Segundo Deborah, sobreviver nos últimos dois anos de pandemia da covid-19, “foi muito difícil e doloroso”. “Em 2020 não tivemos nem o patrocínio e principalmente a ausência do público, que é extremamente importante para as finanças da Companhia. Tivemos que reduzir elenco e administrativo, o que para uma Companhia de Dança, que leva anos para que uma pessoa se adapte a linguagem da Cia, e claro, que não só isso, a dificuldade de cortar aleatoriamente. São escolhas de Sofia”, conta. 

E acrescenta: 

“Felizmente, acho que atravessamos (apesar das dores) dignamente esta fase. Voltar também é complicado, todos perdemos um pouco o traquejo, muita poeira à sacudir, as pessoas têm que entender novamente o funcionamento desta engrenagem. Não é fácil, aliás nunca foi, mas precisamos voltar com força e procurando azeitar esta máquina. Tivemos muita luz, ao encontrarmos o Instituto Cultural Vale e a Prefeitura do Rio de Janeiro, nossos grandes parceiros. Claro que 20 meses parados cobra seu preço, vamos ter um longo tempo de re­cuperação. Sem dramas. É a vida!” 
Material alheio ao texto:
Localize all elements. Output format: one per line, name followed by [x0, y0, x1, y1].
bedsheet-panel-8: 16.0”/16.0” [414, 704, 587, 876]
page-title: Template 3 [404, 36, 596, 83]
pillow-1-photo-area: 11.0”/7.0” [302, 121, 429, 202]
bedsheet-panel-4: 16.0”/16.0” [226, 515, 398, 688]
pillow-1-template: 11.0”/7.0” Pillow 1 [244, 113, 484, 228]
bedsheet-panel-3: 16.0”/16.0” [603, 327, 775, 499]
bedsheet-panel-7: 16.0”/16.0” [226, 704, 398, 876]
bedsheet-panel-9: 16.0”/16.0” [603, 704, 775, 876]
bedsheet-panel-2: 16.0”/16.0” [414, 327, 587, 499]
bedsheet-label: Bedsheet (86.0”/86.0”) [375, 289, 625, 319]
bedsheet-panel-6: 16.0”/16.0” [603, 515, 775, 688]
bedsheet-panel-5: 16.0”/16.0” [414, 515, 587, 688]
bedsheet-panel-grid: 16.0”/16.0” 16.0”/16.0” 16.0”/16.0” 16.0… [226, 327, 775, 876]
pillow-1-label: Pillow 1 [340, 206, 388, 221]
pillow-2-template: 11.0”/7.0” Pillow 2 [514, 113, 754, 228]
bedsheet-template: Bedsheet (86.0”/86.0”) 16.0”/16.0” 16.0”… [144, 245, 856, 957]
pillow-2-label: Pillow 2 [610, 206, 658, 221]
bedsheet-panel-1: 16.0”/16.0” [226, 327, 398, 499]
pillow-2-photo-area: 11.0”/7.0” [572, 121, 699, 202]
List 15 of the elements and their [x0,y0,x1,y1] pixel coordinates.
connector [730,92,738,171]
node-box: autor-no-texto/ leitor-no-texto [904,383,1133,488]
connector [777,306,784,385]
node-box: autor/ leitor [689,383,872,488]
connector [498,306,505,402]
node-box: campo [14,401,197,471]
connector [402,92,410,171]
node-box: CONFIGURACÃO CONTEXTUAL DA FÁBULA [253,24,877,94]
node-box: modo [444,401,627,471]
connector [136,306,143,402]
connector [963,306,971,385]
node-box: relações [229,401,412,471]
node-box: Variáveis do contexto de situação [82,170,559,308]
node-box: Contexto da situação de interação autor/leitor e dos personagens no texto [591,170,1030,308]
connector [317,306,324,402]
 Prestígio e prêmios, no Brasil e exterior 

A Companhia de Dança Deborah Colker foi crida em 1994 e se mantém até hoje como uma das mais premiadas e prestigiadas no Brasil e no mundo, recebendo em 2018 o Prix Benois de la Danse de Moscou, o mais importante prêmio da categoria. Recebeu ainda um Laurence Olivier em 2001, célebre prêmio inglês, concedido pela The So­ciety of London Theatre, pelo es­petáculo Mix. Em 2009, Deborah Colker foi convidada pelo Cirque du Soleil para criar o novo espetáculo da companhia canadense, Ovo, sen­do a primeira mulher a criar e diri­gir um espetáculo para o Cirque. 

Em 2016, foi a diretora de movimento da cerimônia de abertura das Olimpíadas do Rio de Janeiro, evento transmitido para mais de 2 bilhões de pessoas em todo o mundo. Ao longo destes anos, a Companhia já realizou mais de 1.600 apresentações, em cerca de 65 cidades e em 32 países, atingindo um público de mais de 3.000.000 de pessoas.